School—some people love it, some people hate it … some people can even feel very indifferent to the whole experience. I enjoyed it for what it was: An opportunity to learn. I did well enough in my GCSEs, and then again in my A-Levels and made close friends I wouldn’t trade for the world. I can do basic mathematics, string together an effective sentence, and can read and understand the written word. So why did I leave college feeling a certain degree of unease? Why did I feel some trepidation at the prospect of being left to my own devices in the big wide world?
What school doesn’t teach you
I think my reason for feeling slightly overwhelmed was due to the lack of teachings about what I like to call “real-world survival skills”. You know, budgeting, taxes … how life outside of the learning environment is so very different from the world of school and college.
Don’t get me wrong, I am very grateful to have had the opportunity to go to a good school and college and learn so much, and try to perfect my knowledge and skills, but I do feel slightly let down by the curriculum.
The first lesson I had on the importance of budgeting in my entire school career was in my final year of college, as they were preparing students to head off to university. Like it was an afterthought rather than a necessary life skill.
There are so many of these skills and basic parts of everyday life that would be so beneficial for school students to learn from early on; lessons on being wise with money, accepting and catering to those who might have disabilities or difficulties such as hearing loss—something sign language lessons or even communication lessons from an early age would be helpful for.
The primary school I attended started its students learning French or German very early on, so why not teach them sign language? According to RNID there are around 50,000 children in the UK who are deaf, so why aren’t we doing everything we can to help their peers communicate with them and vice versa?
The power of not teaching to a test
There is also something to be said for encouraging students to focus on their strengths, rather than just ploughing money into making sure they pass their tests in their less confident subjects. I am by no means saying we should be dismissing their academic weaknesses—mine was always math, and had I not been helped through this by my teachers, I would be in no position to make any kind of decision involving numbers (and therefore money)—however, there has got to be room in the curriculum to guide students to truly master their strongest subjects without consequence. And this has to be true whether that is literature, music, math, physics, or hairdressing.

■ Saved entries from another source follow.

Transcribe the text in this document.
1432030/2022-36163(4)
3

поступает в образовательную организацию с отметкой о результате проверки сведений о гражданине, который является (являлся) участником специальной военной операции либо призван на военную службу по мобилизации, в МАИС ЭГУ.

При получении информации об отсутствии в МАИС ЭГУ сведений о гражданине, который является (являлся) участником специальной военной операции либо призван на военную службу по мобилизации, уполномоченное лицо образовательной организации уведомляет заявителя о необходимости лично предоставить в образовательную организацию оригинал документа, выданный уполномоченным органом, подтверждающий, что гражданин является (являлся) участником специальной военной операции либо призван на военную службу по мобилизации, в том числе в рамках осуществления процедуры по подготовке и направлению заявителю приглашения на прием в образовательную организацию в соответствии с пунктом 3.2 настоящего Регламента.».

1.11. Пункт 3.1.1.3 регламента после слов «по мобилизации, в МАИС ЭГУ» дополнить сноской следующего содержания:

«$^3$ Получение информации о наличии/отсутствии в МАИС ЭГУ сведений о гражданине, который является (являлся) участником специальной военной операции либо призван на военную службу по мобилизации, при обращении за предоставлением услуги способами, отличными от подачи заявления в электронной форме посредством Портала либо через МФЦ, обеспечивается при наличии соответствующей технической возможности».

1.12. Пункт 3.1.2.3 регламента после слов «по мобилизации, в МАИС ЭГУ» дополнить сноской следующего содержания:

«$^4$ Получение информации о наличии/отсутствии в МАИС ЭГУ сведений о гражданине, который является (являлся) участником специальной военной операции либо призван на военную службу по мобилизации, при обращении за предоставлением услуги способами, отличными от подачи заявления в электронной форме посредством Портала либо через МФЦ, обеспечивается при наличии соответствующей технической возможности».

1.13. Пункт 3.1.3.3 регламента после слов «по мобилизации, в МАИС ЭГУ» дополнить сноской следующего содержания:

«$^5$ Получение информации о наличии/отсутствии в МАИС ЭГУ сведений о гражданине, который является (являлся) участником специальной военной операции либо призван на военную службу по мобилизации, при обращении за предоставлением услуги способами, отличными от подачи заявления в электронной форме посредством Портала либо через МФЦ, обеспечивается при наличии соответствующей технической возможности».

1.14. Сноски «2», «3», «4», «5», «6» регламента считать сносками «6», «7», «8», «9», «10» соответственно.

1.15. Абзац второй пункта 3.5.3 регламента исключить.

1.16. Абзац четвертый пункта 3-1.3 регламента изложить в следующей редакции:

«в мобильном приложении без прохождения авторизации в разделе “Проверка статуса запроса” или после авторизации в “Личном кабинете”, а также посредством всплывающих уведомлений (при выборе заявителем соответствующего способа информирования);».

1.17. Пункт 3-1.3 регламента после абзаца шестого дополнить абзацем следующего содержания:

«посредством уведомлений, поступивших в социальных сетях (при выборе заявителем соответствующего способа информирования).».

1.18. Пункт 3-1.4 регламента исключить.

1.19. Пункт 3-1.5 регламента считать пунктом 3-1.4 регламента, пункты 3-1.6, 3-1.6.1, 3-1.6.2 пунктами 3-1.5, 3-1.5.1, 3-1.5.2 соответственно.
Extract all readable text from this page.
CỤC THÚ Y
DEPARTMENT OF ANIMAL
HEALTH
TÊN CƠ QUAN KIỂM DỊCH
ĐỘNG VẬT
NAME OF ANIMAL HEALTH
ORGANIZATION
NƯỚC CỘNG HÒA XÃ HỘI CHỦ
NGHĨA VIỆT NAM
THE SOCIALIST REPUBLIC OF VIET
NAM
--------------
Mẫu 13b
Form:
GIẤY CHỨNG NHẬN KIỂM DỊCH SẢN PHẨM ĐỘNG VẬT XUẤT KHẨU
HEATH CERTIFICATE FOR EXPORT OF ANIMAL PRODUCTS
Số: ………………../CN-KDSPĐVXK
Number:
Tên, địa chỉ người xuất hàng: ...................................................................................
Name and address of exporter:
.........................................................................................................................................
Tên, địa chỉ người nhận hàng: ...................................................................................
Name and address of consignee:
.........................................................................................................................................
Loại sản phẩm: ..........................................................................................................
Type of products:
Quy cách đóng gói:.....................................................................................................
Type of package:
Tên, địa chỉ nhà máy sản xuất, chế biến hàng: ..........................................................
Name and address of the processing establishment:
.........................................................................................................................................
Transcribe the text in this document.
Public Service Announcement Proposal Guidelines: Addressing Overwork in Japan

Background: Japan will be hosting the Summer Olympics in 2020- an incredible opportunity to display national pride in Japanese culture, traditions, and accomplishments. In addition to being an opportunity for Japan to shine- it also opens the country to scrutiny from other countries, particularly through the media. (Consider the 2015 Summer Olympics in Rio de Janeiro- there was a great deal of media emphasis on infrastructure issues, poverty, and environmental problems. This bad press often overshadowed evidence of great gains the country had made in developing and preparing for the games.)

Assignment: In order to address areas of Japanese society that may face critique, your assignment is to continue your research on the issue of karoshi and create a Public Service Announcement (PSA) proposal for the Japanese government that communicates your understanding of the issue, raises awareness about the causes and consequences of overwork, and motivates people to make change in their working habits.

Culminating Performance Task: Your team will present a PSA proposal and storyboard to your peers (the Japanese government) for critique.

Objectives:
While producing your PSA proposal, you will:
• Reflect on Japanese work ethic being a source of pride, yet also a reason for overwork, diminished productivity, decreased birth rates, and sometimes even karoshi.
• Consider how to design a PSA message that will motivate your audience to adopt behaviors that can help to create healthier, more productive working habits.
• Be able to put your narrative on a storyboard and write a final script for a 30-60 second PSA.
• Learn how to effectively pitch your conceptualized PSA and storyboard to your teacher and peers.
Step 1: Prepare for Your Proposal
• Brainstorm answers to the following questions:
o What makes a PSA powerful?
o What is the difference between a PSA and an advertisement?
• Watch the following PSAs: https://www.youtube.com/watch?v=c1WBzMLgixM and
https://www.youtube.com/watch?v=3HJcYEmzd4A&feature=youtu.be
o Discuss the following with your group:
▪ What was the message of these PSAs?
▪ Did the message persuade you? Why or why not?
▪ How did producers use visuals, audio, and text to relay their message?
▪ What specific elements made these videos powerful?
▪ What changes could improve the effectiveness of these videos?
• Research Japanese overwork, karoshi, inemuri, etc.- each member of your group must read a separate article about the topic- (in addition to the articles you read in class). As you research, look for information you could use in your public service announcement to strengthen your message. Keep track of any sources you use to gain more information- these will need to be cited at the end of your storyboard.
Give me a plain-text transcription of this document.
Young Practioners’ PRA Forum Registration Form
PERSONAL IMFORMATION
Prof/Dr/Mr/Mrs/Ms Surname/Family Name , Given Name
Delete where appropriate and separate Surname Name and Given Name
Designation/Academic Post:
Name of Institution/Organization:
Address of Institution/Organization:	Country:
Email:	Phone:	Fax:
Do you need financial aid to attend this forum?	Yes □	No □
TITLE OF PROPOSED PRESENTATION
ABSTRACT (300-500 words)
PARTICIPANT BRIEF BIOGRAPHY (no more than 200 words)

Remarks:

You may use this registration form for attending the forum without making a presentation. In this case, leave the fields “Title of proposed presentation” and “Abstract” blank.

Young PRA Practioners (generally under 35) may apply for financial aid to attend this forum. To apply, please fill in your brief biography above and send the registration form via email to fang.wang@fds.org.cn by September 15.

Those who wish to take more practical subjects, such as construction, plumbing, and beauty, should have the opportunity to do so—after all, some students might not have strengths in the traditionally academic subjects but will outshine their peers and find their futures in something else that benefits and contributes towards their wider community. It needs to stop being considered “less than” in the eyes of so many teachers, parents, and society in general.
In my working life, I have heard many people talking about seeing “the bigger picture”. This is something that changes to the school curriculum could assist with. Teaching students to adapt and thrive under pressure would go a long way for not only their future working lives, but their experiences with universities and the application/interview process. School should not just be about learning the basics—it should be about the bigger picture of life and living in the world, and we should be supporting the upcoming generations with this wherever we can.
These kinds of changes to the school curriculum might also motivate students to put their all into learning and studying and inspire them to build and work on their dream careers. I know from personal experience that having that encouragement can make such a difference—my encouragement came in the form of an English teacher who took the time to discuss my passion for writing with me and gave me opportunities outside of the day-to-day lessons to develop my skills. Now, imagine if this kind of support was built into the actual curriculum… Not for grades. Not for testing. Just to encourage personal growth and experience.
I am not saying that the curriculum we have is no good at all—there are many things we all learn from school, both in the classroom and from the social side of the school environment, that are irreplaceable. However, it is not perfect, and to be honest, I’m not sure it ever will be—but this does not mean that it can’t be updated to start reflecting at least some of the changes that are both important and necessary to society.
At the end of the day, the world is constantly changing, and we need to be able to teach the next generation to adapt and change with it in order for them to live their lives to the fullest and to be as successful as they can be.